One of the key requirements for Right Sourcing is finding a key internal resource not just for system/software but also for hardware, administration & support. This key resource can be made owner/mentor for the function & made responsible for driving down cost & time for maintaining, developing the function. For example the owner/mentor can be responsible for time/cost required for submitting Tax/Royalty regulation requirements for state or federal reports. The owner/mentor will also be responsible to develop additional resources either internally or within outsourcing partners for developing core competency & technological advancements. This will ensure that they have tight internal controls reducing the dependency on traditional outsourcing contracts & also driving the outsourcing partners to innovate their operations & cut cost & time.
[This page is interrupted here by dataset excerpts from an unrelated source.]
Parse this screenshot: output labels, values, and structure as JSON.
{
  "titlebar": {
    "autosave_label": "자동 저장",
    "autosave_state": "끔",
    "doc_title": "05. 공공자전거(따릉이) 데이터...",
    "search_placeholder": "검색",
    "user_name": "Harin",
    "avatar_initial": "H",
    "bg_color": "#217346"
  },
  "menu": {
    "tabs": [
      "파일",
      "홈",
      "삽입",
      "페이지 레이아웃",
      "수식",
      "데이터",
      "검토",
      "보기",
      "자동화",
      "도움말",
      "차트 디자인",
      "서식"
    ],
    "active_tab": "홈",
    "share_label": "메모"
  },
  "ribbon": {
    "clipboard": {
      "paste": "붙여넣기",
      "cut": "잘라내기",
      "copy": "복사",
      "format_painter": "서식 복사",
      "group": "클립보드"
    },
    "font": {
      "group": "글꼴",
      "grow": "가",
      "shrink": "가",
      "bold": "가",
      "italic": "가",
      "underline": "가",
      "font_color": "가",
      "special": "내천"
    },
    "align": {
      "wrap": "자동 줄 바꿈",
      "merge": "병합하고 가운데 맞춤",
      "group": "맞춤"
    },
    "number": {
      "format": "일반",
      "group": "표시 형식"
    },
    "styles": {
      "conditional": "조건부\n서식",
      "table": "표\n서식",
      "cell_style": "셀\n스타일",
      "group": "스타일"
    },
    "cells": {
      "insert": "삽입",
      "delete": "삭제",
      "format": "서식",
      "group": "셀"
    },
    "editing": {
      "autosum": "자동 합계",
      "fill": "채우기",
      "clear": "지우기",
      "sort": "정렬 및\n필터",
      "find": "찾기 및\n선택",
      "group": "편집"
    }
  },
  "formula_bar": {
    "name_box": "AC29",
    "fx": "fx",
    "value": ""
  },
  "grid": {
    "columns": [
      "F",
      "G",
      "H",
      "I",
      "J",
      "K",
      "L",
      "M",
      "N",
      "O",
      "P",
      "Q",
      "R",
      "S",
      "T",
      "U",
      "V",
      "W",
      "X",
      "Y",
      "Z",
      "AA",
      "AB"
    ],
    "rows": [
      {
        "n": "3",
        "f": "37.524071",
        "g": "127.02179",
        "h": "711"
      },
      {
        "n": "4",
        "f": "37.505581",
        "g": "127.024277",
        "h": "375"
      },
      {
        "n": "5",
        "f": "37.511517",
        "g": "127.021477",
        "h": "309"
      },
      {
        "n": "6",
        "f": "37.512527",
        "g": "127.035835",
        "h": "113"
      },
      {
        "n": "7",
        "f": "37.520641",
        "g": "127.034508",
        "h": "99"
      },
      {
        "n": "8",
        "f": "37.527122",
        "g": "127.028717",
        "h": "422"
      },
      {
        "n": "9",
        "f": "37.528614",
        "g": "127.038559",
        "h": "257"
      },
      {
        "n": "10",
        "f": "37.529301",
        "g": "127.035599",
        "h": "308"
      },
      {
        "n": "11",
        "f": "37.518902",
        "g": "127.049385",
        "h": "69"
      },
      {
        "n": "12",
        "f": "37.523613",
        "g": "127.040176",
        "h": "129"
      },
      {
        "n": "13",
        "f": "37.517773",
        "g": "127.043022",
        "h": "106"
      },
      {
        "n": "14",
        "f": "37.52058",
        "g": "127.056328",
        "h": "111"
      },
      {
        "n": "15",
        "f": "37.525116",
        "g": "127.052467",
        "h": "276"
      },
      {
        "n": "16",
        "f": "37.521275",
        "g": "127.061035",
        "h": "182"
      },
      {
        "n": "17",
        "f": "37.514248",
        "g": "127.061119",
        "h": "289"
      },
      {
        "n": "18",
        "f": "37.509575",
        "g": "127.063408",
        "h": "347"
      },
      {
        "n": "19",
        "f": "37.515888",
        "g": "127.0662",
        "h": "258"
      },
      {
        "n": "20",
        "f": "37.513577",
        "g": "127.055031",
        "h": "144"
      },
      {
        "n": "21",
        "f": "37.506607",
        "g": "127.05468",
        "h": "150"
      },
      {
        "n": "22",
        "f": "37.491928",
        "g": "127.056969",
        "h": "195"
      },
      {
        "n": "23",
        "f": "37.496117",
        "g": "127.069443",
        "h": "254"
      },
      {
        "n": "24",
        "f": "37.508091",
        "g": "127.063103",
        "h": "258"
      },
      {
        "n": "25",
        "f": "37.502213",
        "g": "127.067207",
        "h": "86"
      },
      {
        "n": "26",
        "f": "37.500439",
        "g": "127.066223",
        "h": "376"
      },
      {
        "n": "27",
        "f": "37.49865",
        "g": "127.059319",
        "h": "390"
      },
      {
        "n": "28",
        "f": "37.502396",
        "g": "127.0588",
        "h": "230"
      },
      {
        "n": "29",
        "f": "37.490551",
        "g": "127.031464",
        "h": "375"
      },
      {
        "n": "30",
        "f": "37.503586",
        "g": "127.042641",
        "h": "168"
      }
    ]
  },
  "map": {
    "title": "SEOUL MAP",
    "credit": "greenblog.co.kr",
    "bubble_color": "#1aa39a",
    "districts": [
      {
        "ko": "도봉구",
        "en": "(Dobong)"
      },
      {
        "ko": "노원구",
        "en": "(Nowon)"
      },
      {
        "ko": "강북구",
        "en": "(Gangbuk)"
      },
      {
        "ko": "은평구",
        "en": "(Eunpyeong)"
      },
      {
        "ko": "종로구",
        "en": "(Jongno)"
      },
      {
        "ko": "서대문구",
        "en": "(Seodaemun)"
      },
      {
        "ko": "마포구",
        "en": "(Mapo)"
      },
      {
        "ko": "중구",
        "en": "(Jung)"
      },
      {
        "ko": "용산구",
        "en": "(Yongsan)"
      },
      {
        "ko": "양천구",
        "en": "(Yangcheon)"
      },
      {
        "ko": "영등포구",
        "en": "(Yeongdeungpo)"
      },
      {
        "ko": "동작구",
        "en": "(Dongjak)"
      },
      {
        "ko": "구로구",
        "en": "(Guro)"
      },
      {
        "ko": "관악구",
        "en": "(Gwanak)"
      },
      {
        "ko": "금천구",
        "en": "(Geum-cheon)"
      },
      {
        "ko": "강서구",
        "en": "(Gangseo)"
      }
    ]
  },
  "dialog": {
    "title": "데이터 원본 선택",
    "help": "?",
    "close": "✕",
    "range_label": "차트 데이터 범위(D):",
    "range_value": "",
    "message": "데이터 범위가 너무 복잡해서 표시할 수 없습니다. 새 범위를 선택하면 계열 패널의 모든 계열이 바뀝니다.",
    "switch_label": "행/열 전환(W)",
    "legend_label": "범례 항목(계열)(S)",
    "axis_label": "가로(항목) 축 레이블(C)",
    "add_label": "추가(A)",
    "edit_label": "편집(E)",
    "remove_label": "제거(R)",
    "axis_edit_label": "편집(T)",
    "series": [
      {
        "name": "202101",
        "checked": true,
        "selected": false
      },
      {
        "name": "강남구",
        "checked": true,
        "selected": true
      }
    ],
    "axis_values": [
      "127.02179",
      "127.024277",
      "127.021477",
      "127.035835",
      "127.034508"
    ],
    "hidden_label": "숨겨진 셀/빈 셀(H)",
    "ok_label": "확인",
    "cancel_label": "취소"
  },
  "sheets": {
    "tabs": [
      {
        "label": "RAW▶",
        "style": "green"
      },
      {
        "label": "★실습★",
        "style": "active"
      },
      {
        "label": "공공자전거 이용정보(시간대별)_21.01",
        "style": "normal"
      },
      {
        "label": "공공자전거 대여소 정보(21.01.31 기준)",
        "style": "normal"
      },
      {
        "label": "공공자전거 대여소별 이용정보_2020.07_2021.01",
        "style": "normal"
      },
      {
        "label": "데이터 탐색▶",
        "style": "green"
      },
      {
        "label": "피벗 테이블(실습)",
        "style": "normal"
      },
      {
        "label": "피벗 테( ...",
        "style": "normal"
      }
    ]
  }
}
This approach differs from traditional outsourcing in the sense that here they don’t enter into a company to partner contract or agreement but with virtual agreement in place it depends on nature, criticality & urgency of function/activity. The owner/mentor can ask the partner to perform & have multiple pricing models to pay for the piece & type of work done. This necessitates for matrix pricing model which ensures that the least cost & time model is used for the particular activity. These models give greater flexibility in terms of developing the project specification on an ongoing basis and modify specifications based on the changing needs.